Saturday, March 27, 2021

More like this

Main Street, Galena, Illinois (photo by Robert Manson)

Bob Manson's latest entry on his terrific blog survey of independent bookstores, The Indie Blog Spot, takes him to Galena Book and Paper in downtown Galena, Illinois. Bob describes at as "a very comfortable space... a beautiful, well-lit store with a creaky wooden floor" in "an excellent location, nestled on Main Street alongside many other fine local businesses."

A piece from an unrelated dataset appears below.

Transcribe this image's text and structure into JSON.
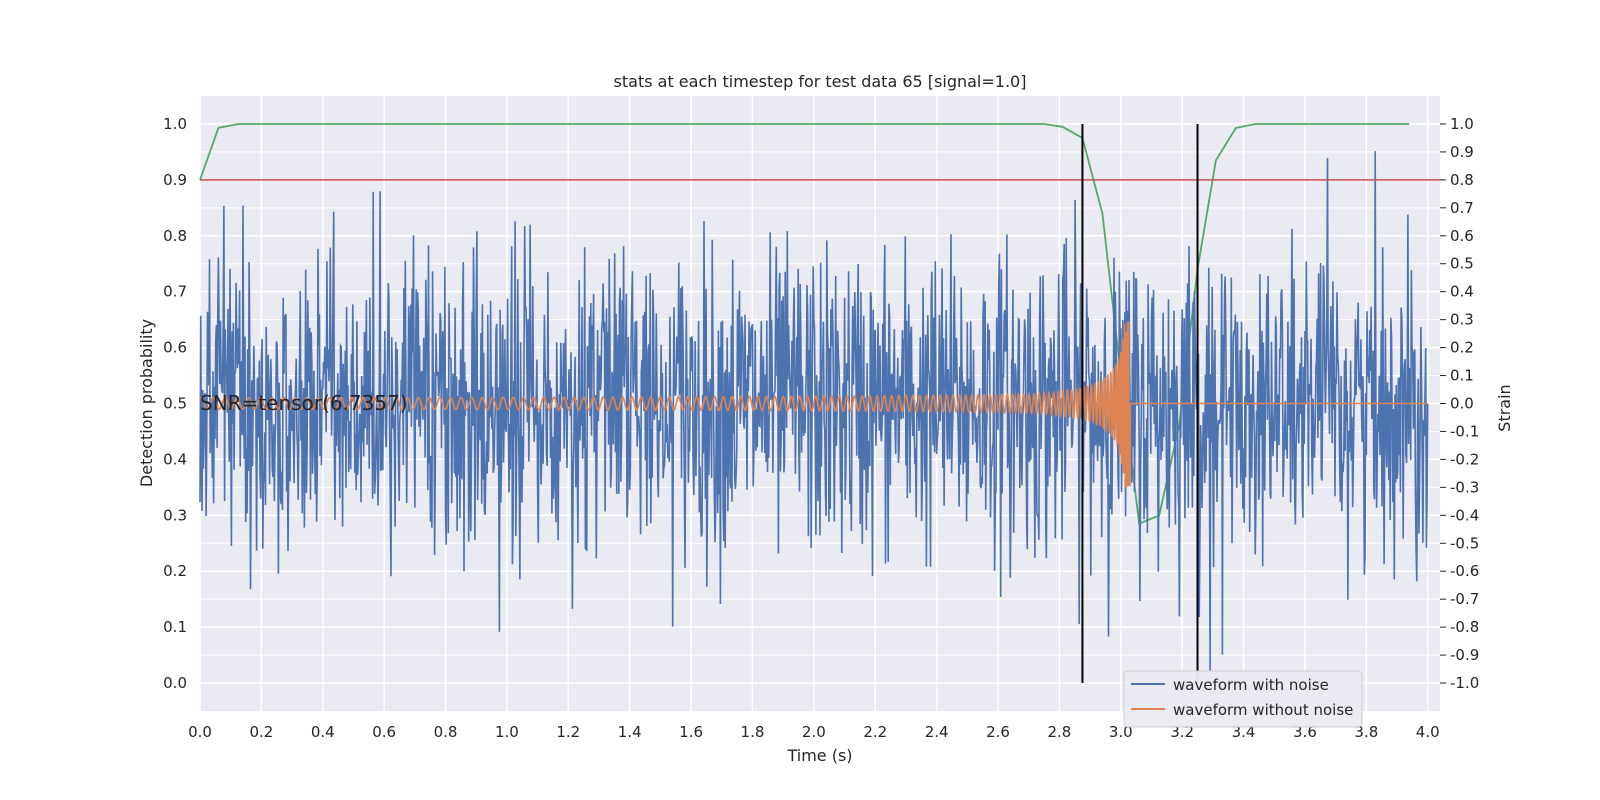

Bob's picture of downtown Galena is arresting. It shows a highly walkable district with numerous mostly local businesses in historic buildings that have been purposed and repurposed many times. Go up the bluff about two blocks and you're in a residential neighborhood, making Main Street eminently walkable albeit crowded during peak tourist season. Ironically, it was made possible because when the river town fell on hard times, it couldn't afford to tear down its old buildings, until eventually they became attractions. Galena's Main Street, along with historic downtown Dubuque, are the two most widely-known of their type in the region, perennial tourist magnets, and have been models for other towns (including New Bohemia and Uptown Marion).

So its success has led to replication, but largely as tourist districts. All of the districts named above have independent bookstores, and good coffeeshops, but no grocery or hardware stores. (There are specialty food stores on Main Street, but locals buy their groceries at the Piggly Wiggly with the gigantic parking lot in an unwalkable location on the edge of town.) Schools are rare. (Yay, Marion.) These are places to visit, not to live. Residential choices remain largely between houses in single-use residential districts, high-end condos, and low-end rentals.

It's possible that Main Street Galena and New Bo only attract people for the experience of an afternoon, but we seem loath to try urbanism on any scale, with the partial exceptions of small college towns (e.g. Decorah, Fairfield, Mt. Vernon). If people find showplace urbanism attractive for shopping and dining, why wouldn't at least some of them want to live in organic urbanism?